Mas é claro que ainda assim, muitos títulos são esquecidos. E morrem por completo. Ou não. Não com a emulação.

É lógico que sou pró à emulação. Tanto o Mameworld, como a própria documentação do mame e de outros emuladores definem a emulação como principal, se não o único meio de preservação de títulos antigos de tecnologia ultrapassada . E existem varias maneiras de jogar um título antigo e obter a mesma experiência de antigamente, seja com um simples controle no pc, seja jogando em um console atual na tv emulando um sistema antigo.

Diferentemente da Industria fonográfica e da cinematográfica, o mercado de game não conta com um sistema que mantenha o comercio de jogos de sistemas antigos. Existe uma reciclagem por meio de remakes e dos pacotes citados acima, mas um título antigo sozinho não vende, sua produção não compensa, e isso é totalmente compreensivo.

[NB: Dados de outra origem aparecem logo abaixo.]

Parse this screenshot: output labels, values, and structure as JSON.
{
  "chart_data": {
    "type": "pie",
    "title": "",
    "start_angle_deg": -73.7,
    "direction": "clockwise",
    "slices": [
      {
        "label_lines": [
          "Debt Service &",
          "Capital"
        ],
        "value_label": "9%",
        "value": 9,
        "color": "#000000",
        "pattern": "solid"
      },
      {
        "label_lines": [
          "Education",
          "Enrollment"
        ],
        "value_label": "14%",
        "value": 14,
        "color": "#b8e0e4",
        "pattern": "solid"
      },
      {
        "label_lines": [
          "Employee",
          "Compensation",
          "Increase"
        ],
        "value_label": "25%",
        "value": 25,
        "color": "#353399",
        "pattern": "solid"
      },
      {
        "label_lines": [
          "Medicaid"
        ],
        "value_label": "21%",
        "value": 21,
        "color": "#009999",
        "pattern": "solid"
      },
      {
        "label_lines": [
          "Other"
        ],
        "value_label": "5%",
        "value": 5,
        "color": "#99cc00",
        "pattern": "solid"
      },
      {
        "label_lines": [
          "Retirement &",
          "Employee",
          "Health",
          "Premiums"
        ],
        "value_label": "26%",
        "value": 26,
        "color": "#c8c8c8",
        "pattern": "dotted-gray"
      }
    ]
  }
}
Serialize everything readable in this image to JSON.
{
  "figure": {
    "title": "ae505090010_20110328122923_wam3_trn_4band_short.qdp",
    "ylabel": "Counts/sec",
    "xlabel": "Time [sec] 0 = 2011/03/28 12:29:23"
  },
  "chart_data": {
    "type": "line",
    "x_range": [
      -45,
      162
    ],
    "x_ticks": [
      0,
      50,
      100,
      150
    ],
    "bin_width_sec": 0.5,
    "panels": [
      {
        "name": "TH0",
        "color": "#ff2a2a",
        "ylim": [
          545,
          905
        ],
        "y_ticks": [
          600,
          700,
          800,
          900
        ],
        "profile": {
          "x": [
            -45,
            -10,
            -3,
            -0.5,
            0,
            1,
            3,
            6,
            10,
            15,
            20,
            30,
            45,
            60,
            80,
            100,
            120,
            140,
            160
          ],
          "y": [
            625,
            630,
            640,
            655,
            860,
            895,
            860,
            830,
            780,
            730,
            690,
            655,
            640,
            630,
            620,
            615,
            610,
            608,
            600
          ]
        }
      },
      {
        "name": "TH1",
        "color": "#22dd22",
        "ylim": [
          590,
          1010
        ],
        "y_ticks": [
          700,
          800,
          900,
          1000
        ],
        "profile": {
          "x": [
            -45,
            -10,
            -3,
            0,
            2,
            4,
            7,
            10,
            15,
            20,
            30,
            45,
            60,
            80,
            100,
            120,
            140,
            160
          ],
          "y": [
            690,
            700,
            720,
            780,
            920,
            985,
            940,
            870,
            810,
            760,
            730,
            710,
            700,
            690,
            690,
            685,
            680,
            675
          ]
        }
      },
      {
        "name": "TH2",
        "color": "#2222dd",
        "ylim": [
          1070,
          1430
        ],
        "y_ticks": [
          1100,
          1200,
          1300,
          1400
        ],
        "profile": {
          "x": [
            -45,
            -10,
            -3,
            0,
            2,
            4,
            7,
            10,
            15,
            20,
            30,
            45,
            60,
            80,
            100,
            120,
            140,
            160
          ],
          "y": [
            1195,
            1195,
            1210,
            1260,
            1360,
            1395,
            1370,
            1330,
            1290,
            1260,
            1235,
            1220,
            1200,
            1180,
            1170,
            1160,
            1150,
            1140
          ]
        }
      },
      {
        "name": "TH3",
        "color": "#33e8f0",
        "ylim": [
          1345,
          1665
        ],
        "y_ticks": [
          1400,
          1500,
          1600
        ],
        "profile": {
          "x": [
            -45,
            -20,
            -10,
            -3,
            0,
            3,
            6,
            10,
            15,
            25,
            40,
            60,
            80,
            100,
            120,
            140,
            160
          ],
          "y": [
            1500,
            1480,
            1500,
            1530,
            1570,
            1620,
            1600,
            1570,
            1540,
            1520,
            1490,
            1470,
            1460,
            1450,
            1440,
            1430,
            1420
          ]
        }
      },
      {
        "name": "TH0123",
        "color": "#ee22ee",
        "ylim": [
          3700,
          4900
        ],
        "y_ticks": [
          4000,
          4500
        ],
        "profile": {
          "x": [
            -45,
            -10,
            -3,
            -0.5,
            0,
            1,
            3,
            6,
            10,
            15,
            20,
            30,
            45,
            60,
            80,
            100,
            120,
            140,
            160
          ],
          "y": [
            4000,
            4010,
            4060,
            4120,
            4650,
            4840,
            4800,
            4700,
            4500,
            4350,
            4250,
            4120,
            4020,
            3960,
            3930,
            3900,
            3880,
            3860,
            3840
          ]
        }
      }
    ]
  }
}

Um rom pode ser facilmente comparado a um mp3. Ele é um arquivo pequeno, com conteúdo que deveria ser protegido por direitos autorais e tem trafego sem controle na rede. Com o passar do tempo as gravadoras vão encontrando maneiras de comercializar os arquivos. Aparentemente, o único meio a realmente obter sucesso até agora foi o Itunes, com certeza pela popularidade do IPOD. E alguém esta investindo em uma maneira de se comercializar roms? Yup! E quem deveria e realmente parece estar investindo na idéia parece ser a Nintendo, com o Revolution. A Nintendo sempre se orgulhou do passado, sempre encontrou uma maneira de manter não só os títulos de sucesso como também os mais tímidos. O Gameboy é o exemplo mais clássico, mas a nova máquina promete superar em termos de compatibilidade e acessibilidade. A intenção é disponibilizar em rede por um certo preço, os jogos de seus consoles anteriores, como um Ipod+Itunes. Esse é o único exemplo de bom aproveitamento de títulos anteriores e o único que realmente poderia tornar a emulação (no caso dos jogos Nintendo) sinônimo de pirataria.

Acho difícil uma solução legal pra Arcade, ou uma solução para títulos órfãos, com certeza pro usuário final a emulação não vai deixar de ser realidade, mesmo com esse medo da mídia em tocar no assunto emulação. Adoro tirar meu mega da caixa, ligar na tv, passar uma tarde jogando com a experiência 100% 16bits. Mas por ser mais prático acabo muitas vezes jogando no Xbox.

Bom, até um dia. quinta-feira começa gravação hardcore e provavelmente fico mais um mês em pós, sem tempo pra escrever.